He notices the distance before he understands it.
At first it’s small—so small he almost convinces himself it’s nothing. You stop reaching for his hand first. You linger a second longer in the mirror before leaving the bedroom. When he kisses your cheek, you smile, but it doesn’t quite reach your eyes anymore.
He’s a man who reads markets, people, threats. He knows patterns. This one scares him.
The day his first love returns to town, it’s supposed to be irrelevant. She’s history—college years, naïve dreams, a version of himself he outgrew long before the money, before the company, before you. But the headlines don’t care about context.
“Tech Mogul Reunites With Former Flame.”
He sees it on a screen in the elevator and feels his stomach drop—not because of her, but because he knows you’ll see it too.
That night, you’re quieter than usual.
“You okay?” he asks, loosening his tie as he watches you from the doorway.
“Yeah,” you answer too quickly. “Just tired.”
You don’t look at him when you say it. Days pass. His first love—elegant, calculated, perfectly aware of cameras—starts appearing where she shouldn’t. Charity events. Private lounges. A “chance” encounter at his office lobby.
She corners him one afternoon, heels clicking against marble, perfume sharp and expensive.
“You look good,” she says, smiling like she owns something. “I missed this. Us.”
“There is no us,” he replies flatly, not slowing his stride.
She laughs softly. “You always say that when you’re trying to convince yourself.” Then she does something deliberate—slips her arm through his, presses herself closer just as a photographer’s shutter clicks.

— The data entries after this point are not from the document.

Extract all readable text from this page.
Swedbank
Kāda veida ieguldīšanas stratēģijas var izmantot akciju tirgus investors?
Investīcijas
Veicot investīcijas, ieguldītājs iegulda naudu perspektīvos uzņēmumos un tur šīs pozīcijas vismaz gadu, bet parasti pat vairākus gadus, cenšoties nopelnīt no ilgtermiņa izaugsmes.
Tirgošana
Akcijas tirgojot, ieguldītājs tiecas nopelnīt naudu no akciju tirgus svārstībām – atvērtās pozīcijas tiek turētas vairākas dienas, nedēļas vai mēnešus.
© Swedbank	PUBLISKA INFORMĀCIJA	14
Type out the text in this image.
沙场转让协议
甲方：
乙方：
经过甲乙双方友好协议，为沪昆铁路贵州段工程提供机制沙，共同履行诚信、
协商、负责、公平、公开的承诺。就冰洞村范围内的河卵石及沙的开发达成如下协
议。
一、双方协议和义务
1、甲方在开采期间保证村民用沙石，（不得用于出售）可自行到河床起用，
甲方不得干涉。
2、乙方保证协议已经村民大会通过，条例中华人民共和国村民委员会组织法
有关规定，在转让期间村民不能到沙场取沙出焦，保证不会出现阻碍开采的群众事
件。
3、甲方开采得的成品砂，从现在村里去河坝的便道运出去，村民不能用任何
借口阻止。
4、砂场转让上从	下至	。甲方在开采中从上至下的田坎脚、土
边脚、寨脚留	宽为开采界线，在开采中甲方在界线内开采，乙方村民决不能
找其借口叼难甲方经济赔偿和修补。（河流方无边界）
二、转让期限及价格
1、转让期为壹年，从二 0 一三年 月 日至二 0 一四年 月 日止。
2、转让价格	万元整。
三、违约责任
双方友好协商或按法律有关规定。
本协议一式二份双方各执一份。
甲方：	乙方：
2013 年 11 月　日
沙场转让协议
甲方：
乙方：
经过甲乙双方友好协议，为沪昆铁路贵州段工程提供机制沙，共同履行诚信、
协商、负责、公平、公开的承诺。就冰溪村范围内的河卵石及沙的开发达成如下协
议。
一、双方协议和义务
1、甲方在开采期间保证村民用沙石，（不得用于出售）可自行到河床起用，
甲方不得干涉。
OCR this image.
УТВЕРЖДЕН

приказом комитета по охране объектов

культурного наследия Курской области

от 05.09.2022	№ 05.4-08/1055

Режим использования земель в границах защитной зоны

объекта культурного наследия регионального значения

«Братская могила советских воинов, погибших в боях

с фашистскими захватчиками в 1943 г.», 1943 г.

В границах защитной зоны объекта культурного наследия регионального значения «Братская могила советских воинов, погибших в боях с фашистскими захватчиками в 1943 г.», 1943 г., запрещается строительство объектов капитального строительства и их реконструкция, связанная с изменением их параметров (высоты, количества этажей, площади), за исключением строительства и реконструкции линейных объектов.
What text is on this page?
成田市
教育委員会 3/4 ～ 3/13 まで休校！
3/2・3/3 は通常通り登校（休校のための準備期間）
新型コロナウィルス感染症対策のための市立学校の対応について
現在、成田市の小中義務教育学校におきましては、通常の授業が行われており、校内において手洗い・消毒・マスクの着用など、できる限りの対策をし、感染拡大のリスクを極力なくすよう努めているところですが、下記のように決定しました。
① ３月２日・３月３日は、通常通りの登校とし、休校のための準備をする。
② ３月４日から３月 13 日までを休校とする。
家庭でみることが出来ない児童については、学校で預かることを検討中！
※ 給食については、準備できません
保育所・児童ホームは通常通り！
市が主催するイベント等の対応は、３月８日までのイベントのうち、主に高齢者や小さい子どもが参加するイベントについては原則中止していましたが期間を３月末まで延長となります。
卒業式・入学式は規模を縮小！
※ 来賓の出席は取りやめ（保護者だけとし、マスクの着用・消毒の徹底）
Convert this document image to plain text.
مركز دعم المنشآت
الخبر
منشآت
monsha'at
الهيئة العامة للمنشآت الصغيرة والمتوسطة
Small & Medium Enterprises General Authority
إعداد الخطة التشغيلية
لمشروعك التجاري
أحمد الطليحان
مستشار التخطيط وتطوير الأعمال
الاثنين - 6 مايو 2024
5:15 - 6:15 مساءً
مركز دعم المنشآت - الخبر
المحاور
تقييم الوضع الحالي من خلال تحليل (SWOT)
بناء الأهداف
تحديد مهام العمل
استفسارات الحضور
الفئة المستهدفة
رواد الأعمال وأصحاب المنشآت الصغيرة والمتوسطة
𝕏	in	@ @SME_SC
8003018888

That night, you’re colder.
“You didn’t tell me she was back,” you say casually over dinner, eyes fixed on your plate.
“I didn’t think it mattered,” he answers, immediately regretting how dismissive it sounds.
You nod. “Right. Of course.”
The words shouldn’t hurt. They do. Over the next week, he watches you shrink in ways that break something in him. You start wearing looser clothes. You hesitate before sitting on his lap like you used to. When he compliments you, you laugh it off as if it’s charity instead of truth.
One evening, he finds you in the bathroom, staring at your reflection with an expression he’s never seen before—critical, distant, cruel.
“You’re beautiful,” he says instinctively.